La vénérable Françoise de Pampelune et les prêtres

La vénérable sœur Françoise de Pampelune, mentionnée plus haut, vit un jour au purgatoire un pauvre prêtre dont les doigts étaient rongés d’ulcères hideux. Il était ainsi puni pour avoir fait à l’autel les signes de croix avec trop de légèreté, et sans la gravité nécessaire. – Elle disait que, pour l’ordinaire, les prêtres restent au purgatoire plus longtemps que les laïcs, et que l’intensité de leurs tourments est proportionnée à leur dignité. Dieu lui fit connaître le sort de plusieurs prêtres défunts: l’un d’eux resta quarante ans dans les souffrances pour avoir laissé mourir, par sa négligence, une personne sans sacrements; un autre y resta quarante-cinq ans pour avoir rempli avec une certaine légèreté les sublimes fonctions de son ministère; un Évêque, que sa libéralité avait fait surnommer l’aumônier, y demeura cinq ans pour avoir un peu ambitionné sa dignité; un autre, qui n’était pas si charitable, y demeura quarante ans pour la même cause (Vie de la vénérée Mère Françoise Cf. Merv. 26).

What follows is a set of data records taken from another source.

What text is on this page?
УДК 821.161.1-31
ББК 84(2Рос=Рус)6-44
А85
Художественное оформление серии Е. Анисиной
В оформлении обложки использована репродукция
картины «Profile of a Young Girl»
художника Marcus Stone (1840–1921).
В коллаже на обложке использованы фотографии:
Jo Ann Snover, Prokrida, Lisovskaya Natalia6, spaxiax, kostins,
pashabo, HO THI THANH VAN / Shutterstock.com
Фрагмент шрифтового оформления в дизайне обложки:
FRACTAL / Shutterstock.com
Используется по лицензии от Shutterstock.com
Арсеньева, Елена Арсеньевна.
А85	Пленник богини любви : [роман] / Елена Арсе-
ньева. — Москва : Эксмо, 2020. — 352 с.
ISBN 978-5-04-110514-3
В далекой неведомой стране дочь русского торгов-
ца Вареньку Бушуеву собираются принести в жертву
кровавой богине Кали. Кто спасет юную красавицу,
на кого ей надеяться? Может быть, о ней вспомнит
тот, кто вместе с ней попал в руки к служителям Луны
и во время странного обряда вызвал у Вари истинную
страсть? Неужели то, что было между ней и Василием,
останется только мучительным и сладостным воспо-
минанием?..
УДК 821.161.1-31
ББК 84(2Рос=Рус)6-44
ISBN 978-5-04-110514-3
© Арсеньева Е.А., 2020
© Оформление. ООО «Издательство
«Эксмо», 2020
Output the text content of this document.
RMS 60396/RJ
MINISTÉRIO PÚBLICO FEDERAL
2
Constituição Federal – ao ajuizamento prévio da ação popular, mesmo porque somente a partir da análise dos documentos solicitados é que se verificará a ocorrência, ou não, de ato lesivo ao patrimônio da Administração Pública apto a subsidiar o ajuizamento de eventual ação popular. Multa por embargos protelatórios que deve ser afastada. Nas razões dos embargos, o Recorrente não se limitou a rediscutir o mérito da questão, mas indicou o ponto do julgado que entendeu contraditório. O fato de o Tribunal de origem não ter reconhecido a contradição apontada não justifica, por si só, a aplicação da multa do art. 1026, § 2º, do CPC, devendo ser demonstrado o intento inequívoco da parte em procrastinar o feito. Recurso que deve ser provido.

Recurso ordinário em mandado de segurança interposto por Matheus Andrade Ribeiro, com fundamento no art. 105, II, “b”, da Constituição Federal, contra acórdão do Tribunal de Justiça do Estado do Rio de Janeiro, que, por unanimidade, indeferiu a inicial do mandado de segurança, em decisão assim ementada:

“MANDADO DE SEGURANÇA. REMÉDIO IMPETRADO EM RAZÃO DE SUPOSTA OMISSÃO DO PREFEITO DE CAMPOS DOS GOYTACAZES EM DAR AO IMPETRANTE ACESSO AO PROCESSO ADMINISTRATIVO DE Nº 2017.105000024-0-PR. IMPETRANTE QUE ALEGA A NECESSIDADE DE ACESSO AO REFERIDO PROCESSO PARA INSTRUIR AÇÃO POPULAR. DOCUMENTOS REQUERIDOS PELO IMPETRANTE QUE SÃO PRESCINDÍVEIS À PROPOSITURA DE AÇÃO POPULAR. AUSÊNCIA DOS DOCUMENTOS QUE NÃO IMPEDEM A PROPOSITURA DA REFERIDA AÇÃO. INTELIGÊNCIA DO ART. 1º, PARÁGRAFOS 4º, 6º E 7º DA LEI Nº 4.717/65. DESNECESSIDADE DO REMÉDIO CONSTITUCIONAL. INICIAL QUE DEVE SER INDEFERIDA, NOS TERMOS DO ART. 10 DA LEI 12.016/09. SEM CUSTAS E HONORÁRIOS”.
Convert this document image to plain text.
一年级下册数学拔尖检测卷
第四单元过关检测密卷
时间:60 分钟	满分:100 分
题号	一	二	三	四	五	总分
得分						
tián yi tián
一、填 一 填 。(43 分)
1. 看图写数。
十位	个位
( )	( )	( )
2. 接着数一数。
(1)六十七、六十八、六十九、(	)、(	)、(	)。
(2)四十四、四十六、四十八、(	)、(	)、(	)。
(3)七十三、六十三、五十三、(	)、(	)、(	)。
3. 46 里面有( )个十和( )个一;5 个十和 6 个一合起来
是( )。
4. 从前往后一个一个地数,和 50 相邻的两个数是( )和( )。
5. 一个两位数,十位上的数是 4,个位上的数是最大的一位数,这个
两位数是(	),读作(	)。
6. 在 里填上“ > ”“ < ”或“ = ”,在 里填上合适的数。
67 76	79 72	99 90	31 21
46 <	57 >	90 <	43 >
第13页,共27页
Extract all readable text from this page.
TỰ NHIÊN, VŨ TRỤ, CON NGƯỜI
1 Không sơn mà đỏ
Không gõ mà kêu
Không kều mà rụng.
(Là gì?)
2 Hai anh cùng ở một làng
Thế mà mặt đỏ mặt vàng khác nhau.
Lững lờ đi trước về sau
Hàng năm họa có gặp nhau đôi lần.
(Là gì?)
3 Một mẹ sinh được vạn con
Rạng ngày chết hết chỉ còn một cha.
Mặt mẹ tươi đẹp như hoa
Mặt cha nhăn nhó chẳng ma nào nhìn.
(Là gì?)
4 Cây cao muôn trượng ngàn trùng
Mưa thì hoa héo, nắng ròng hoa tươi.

Dieu veut que nous le servions de tout notre cœur et que nous évitions, autant que le comporte la fragilité humaine, jusqu’aux moindres imperfections; mais le soin de lui plaire et la crainte de lui déplaire doivent être accompagnés d’une humble confiance en sa miséricorde. Jésus-Christ nous a recommandé d’écouter ceux qu’il a établis en sa place pour diriger nos âmes, comme nous l’écouterions lui-même, et d’acquiescer à la parole du supérieur ou du confesseur avec une entière confiance. Un excès de crainte devient alors une offense à sa miséricorde.

Le Père Streit S. J.

Le 12 novembre 1643 mourut au noviciat de Brünn en Bohême, le père Philippe Streit, de la Compagnie de Jésus, religieux d’une grande sainteté. Il faisait tous les jours l’examen de sa conscience avec le plus grand soin, et acquit par ce moyen une grande pureté d’âme. Quelques heures après sa mort, il apparut glorieux à un père de son Ordre, le vénérable Martin Strzeda: « Une seule faute, lui dit-il, l’empêcha de monter droit au ciel et le retint huit heures en purgatoire, ce fut de n’avoir pas cru avec un assez plein abandon, les paroles de son supérieur, qui, à son lit de mort, s’efforçait de calmer ses dernières inquiétudes de conscience, et dont il aurait dû regarder plus parfaitement l’assurance comme la voix même de Dieu. »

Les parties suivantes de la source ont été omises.